Internet ha sido una ayuda de proporciones bíblicas para visibilizar muchísimos conflictos sociales de los que hace un par de décadas no hubiéramos llegado a conocer en nuestras vidas. Es más fácil que nunca seguir de cerca incluso los problemas más peregrinos que puedan existir. Una mujer muere lapidada en un pequeño pueblo de Afganistán, una tribu africana de 150 personas practica la mutilación genital a todas las niñas que cumplen los diez años… Son tantas las desgracias que suceden día tras día que no nos da tiempo a ofendernos por todas. Ante tal acumulación de desdichas la cabeza no da para otra cosa que no sea abrir nuestras redes sociales y quejarnos por todas. Da la sensación de que a mayor exposición a todas estas noticias, menos acción real y más activismo de sofá.

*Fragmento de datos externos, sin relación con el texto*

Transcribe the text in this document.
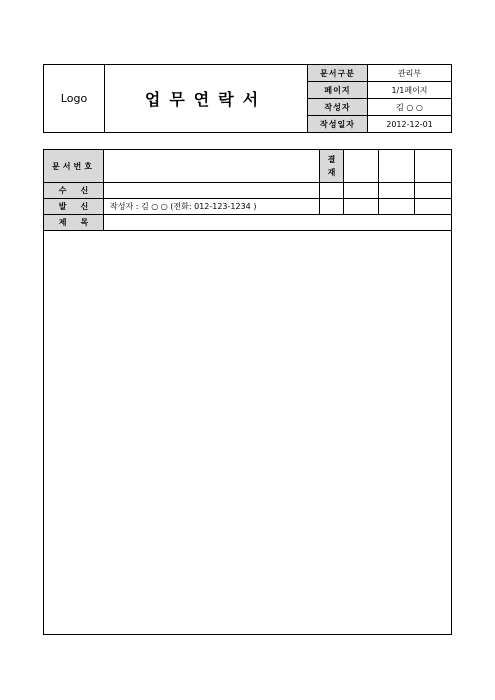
Logo	업무연락서	문서구분	관리부
		페이지	1/1페이지
		작성자	김 ○ ○
		작성일자	2012-12-01
문서번호		결
재			

수신					
발신	작성자 : 김 ○ ○ (전화: 012-123-1234 )				
제목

Debemos tratar a las redes como un complemento, no como un sustituto. No me malinterpreten, ser un activista online no es nada malo, pero sí es quedarse corto si de verdad queremos cambiar algo. Planteémonos que quizás sea mejor escoger unas cuantas causas que nos importen lo suficiente para luchar por ellas con uñas y dientes si hace falta. Lo suficiente para salir a la calle, para donar un poco de ese algo que nos ha sobrado a fin de mes o para trabajar como voluntario.
Siento decepcionarles, pero un hashtag nunca salvó a nadie de un tiro en la cabeza.